Democrats, smelling victory this fall, are sharpening their attacks on a majority they equate with the infamous Republican "do-nothing Congress" that President Truman successfully used as a foil in his 1948 campaign.
With voters in a sour mood, the minority party is increasingly banking that disappointment with what Congress has accomplished will be their ticket back to power. Democrats need to pick up six seats in the Senate and 15 in the House to claim the majority in each chamber.

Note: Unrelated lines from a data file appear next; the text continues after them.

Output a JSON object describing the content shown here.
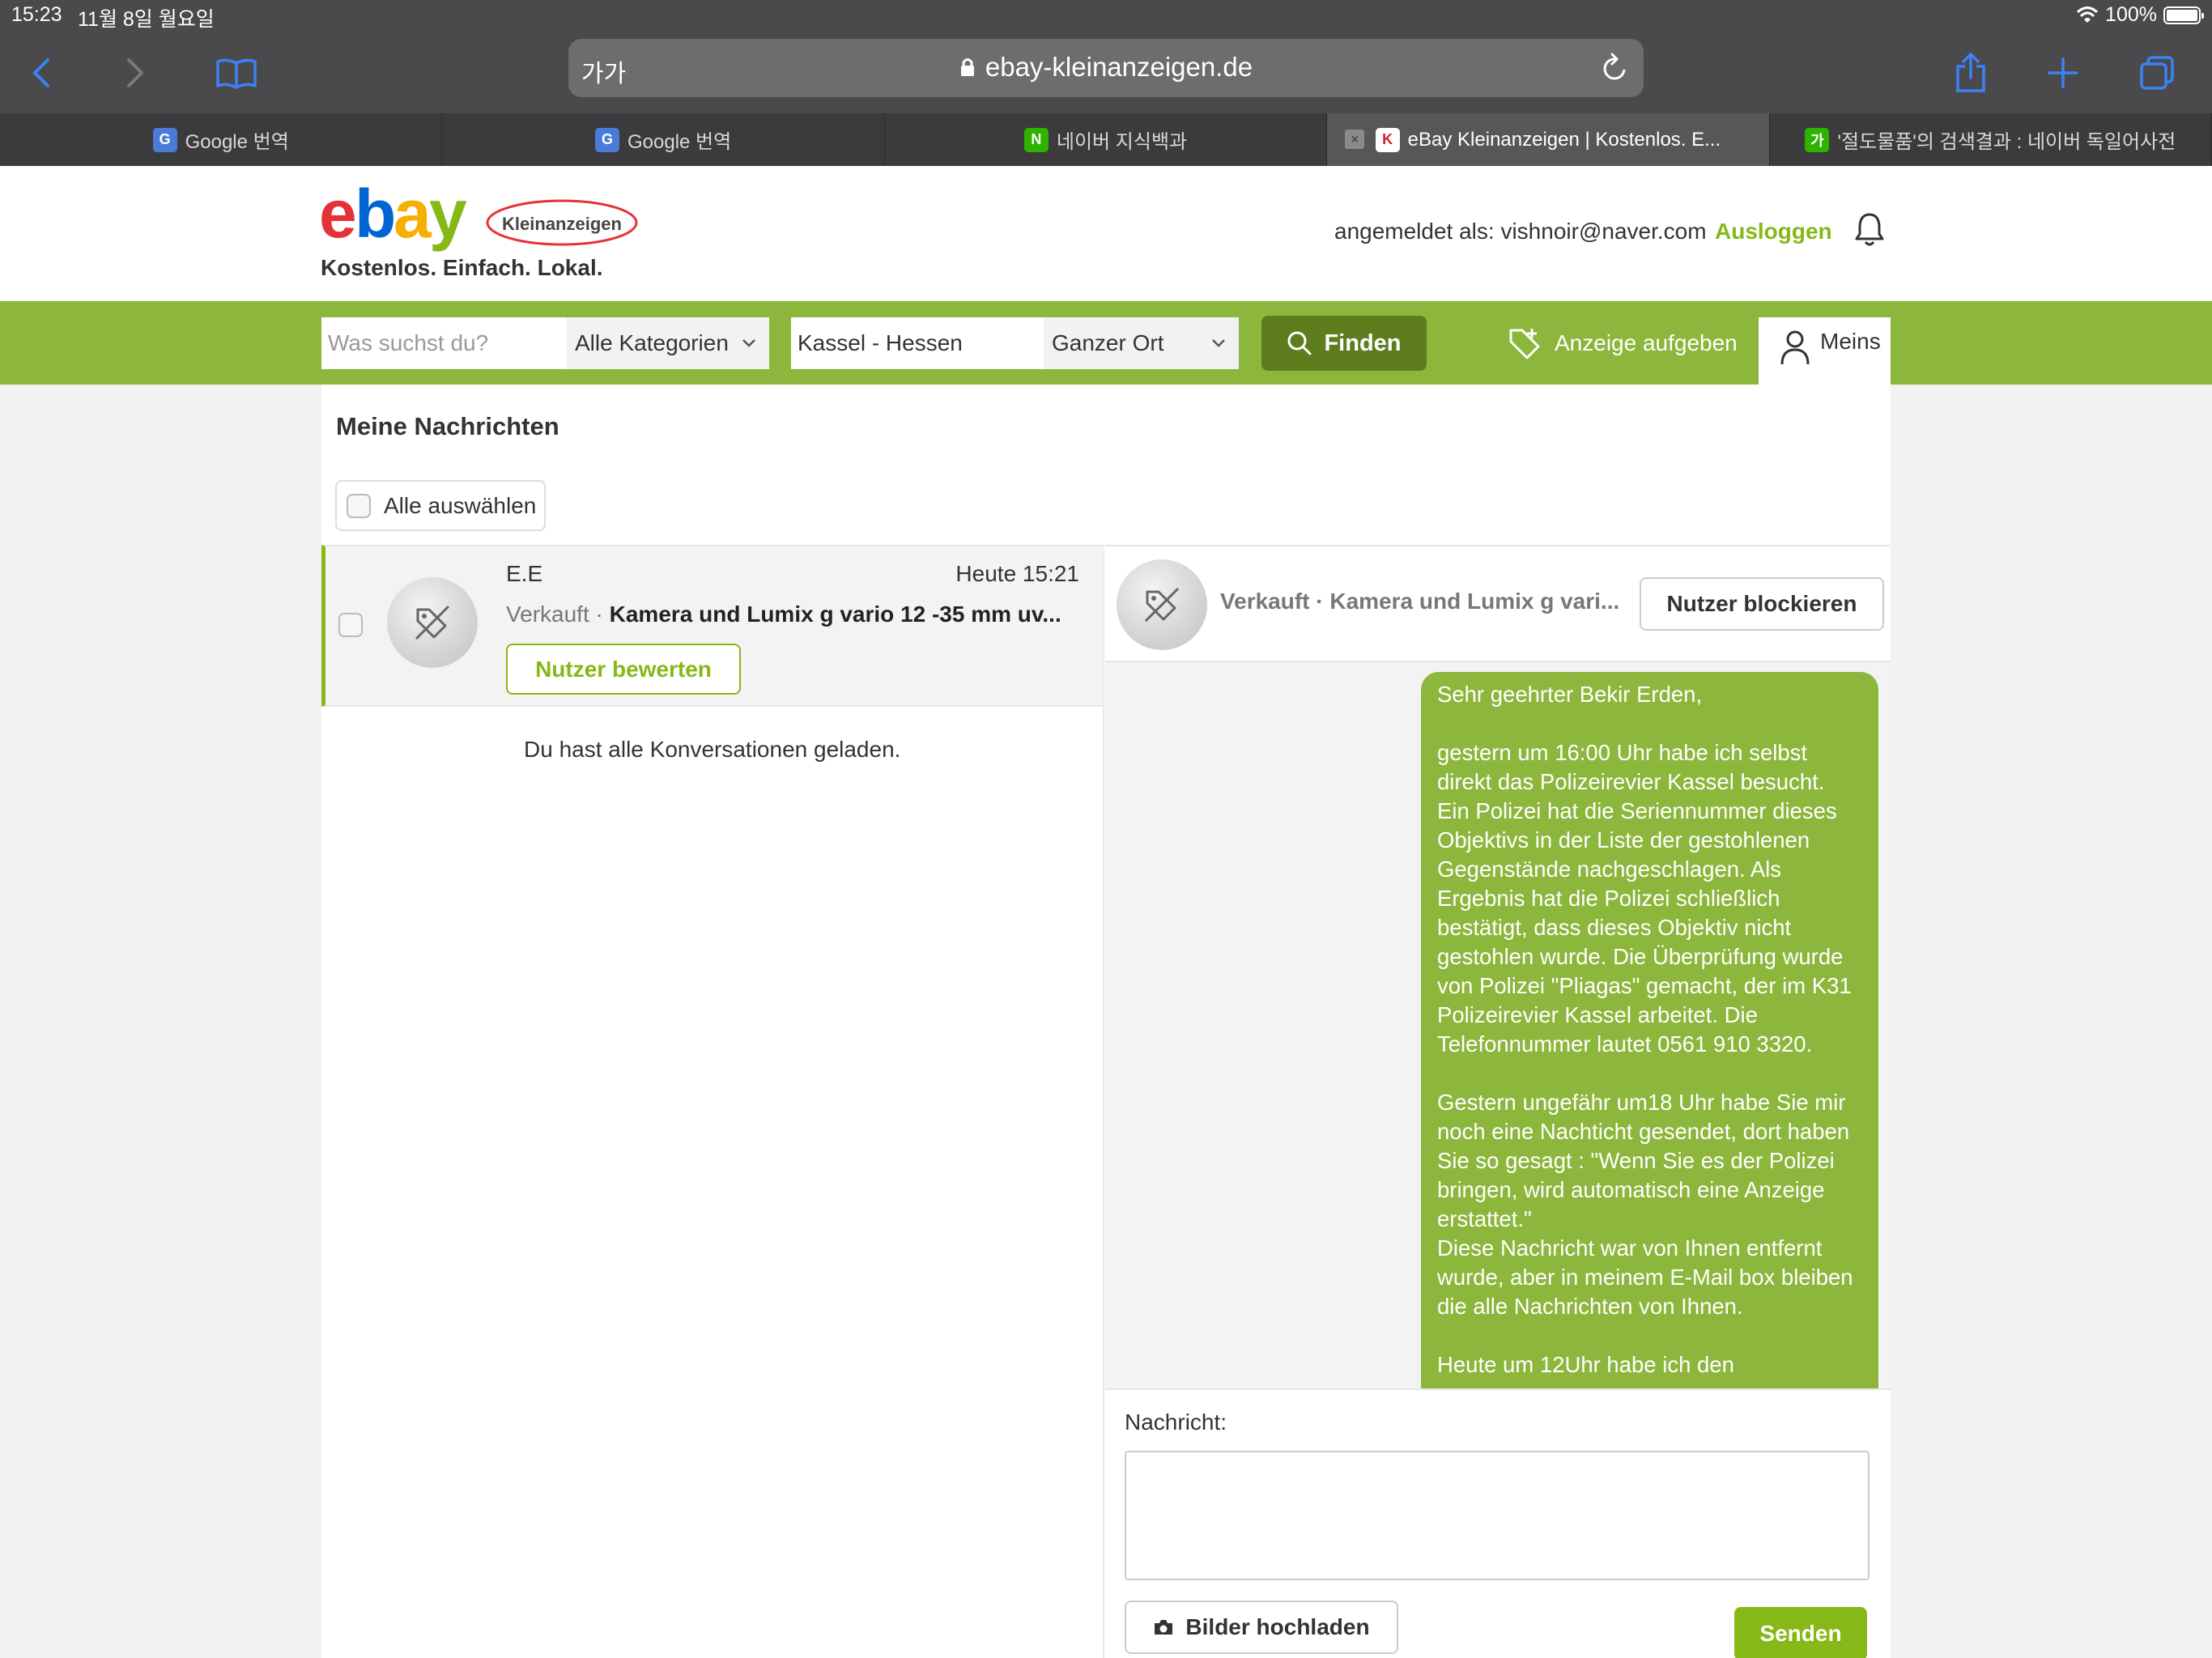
{
  "status": {
    "time": "15:23",
    "date": "11월 8일 월요일",
    "battery": "100%"
  },
  "browser": {
    "text_size_label": "가가",
    "url": "ebay-kleinanzeigen.de",
    "tabs": [
      {
        "label": "Google 번역",
        "favicon": "google-translate-icon",
        "color": "#4a7bd8"
      },
      {
        "label": "Google 번역",
        "favicon": "google-translate-icon",
        "color": "#4a7bd8"
      },
      {
        "label": "네이버 지식백과",
        "favicon": "naver-icon",
        "color": "#2db400"
      },
      {
        "label": "eBay Kleinanzeigen | Kostenlos. E...",
        "favicon": "kleinanzeigen-icon",
        "color": "#ffffff"
      },
      {
        "label": "'절도물품'의 검색결과 : 네이버 독일어사전",
        "favicon": "naver-dict-icon",
        "color": "#2db400"
      }
    ]
  },
  "header": {
    "logo_sub": "Kleinanzeigen",
    "tagline": "Kostenlos. Einfach. Lokal.",
    "login_label": "angemeldet als: vishnoir@naver.com",
    "logout_label": "Ausloggen"
  },
  "search": {
    "query_placeholder": "Was suchst du?",
    "category": "Alle Kategorien",
    "location": "Kassel - Hessen",
    "radius": "Ganzer Ort",
    "find_label": "Finden",
    "post_ad_label": "Anzeige aufgeben",
    "meins_label": "Meins"
  },
  "messages": {
    "title": "Meine Nachrichten",
    "select_all_label": "Alle auswählen",
    "conversation": {
      "name": "E.E",
      "time": "Heute 15:21",
      "type": "Verkauft",
      "separator": " · ",
      "subject": "Kamera und Lumix g vario 12 -35 mm uv...",
      "rate_label": "Nutzer bewerten"
    },
    "loaded_note": "Du hast alle Konversationen geladen.",
    "chat": {
      "type": "Verkauft",
      "separator": " · ",
      "subject": "Kamera und Lumix g vari...",
      "block_label": "Nutzer blockieren",
      "message": "Sehr geehrter Bekir Erden,\n\ngestern um 16:00 Uhr habe ich selbst direkt das Polizeirevier Kassel besucht. Ein Polizei hat die Seriennummer dieses Objektivs in der Liste der gestohlenen Gegenstände nachgeschlagen. Als Ergebnis hat die Polizei schließlich bestätigt, dass dieses Objektiv nicht gestohlen wurde. Die Überprüfung wurde von Polizei \"Pliagas\" gemacht, der im K31 Polizeirevier Kassel arbeitet. Die Telefonnummer lautet 0561 910 3320.\n\nGestern ungefähr um18 Uhr habe Sie mir noch eine Nachticht gesendet, dort haben Sie so gesagt : \"Wenn Sie es der Polizei bringen, wird automatisch eine Anzeige erstattet.\"\nDiese Nachricht war von Ihnen entfernt wurde, aber in meinem E-Mail box bleiben die alle Nachrichten von Ihnen.\n\nHeute um 12Uhr habe ich den",
      "compose_label": "Nachricht:",
      "compose_value": "",
      "upload_label": "Bilder hochladen",
      "send_label": "Senden"
    }
  },
  "colors": {
    "brand_green": "#86b817",
    "bar_green": "#8cb63c",
    "find_button": "#5e7e1e",
    "chrome_dark": "#4a4a4c"
  }
}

In Missouri, Talent's Democratic opponent, Claire McCaskill, is hammering the incumbent for voting against increased federal funding for embryonic stem cell research -- a popular measure that foundered when Congress failed to override President Bush's veto of it. According to some polls, McCaskill now has the lead in the closely watched race.
"The Democrats have the congressional Republicans on the run," said Don Kettl, a University of Pennsylvania political scientist who focuses on public policy. "The Democrats can't win with a 'do-nothing Congress' charge alone. But it adds to the drumbeat of their campaign that Republicans can't govern. And so far it's paying off."
But whether it provides the payoff Democrats are hoping for on Election Day remains very much in doubt. They have tried unsuccessfully before to ride the "do-nothing" message to victory, most recently in 2004, when Republicans actually expanded their majorities in both congressional chambers.
And even as popular discontent with the war in Iraq, President Bush and the Congress mounted, the party for months struggled to refine its pitch, trying a succession of slogans before rolling out the "do-nothing" campaign.
"It's amazing," said Joe Garecht, a Pennsylvania political consultant who has worked for Republican candidates. "This year presents [Democrats] their best chance in over a decade for re-capturing the House of Representatives, yet they can't pull together and develop a simple, coherent, and courageous message. . . . What are we left with? Vague notions of 'do-nothingness,' some talk of a 'culture of corruption.' "
Still, the notion that the Republican Congress is failing is underscored this year by a dearth of breakthroughs on some of the biggest issues of the day, longtime observers say.
Lawmakers are at loggerheads over how to overhaul the nation's immigration policies, with Republicans disagreeing among themselves about the proper approach to dealing with millions of illegal immigrants in this country.
Congress has not developed a system for prosecuting terrorist suspects, despite a recent U.S. Supreme Court decision rejecting the Bush administration's current use of military tribunals.
No major reforms to the Social Security system, identified last year by the president as a pending crisis, have been enacted.
And there has been no significant reform of ethics guidelines for Congress, despite pledges from Republican lawmakers in the aftermath of the scandal centering on lobbyist Jack Abramoff that exposed a web of unseemly influence peddling on Capitol Hill.
It isn't a very impressive record, said Ross K. Baker, a political scientist at Rutgers University in New Jersey who has studied Congress for 30 years.
"The big successes were almost entirely in the area of personnel," most significantly the confirmation of two Supreme Court justices, Baker said. "On the whole, the main courses never made it to the table and the nation had to be content with side-dishes."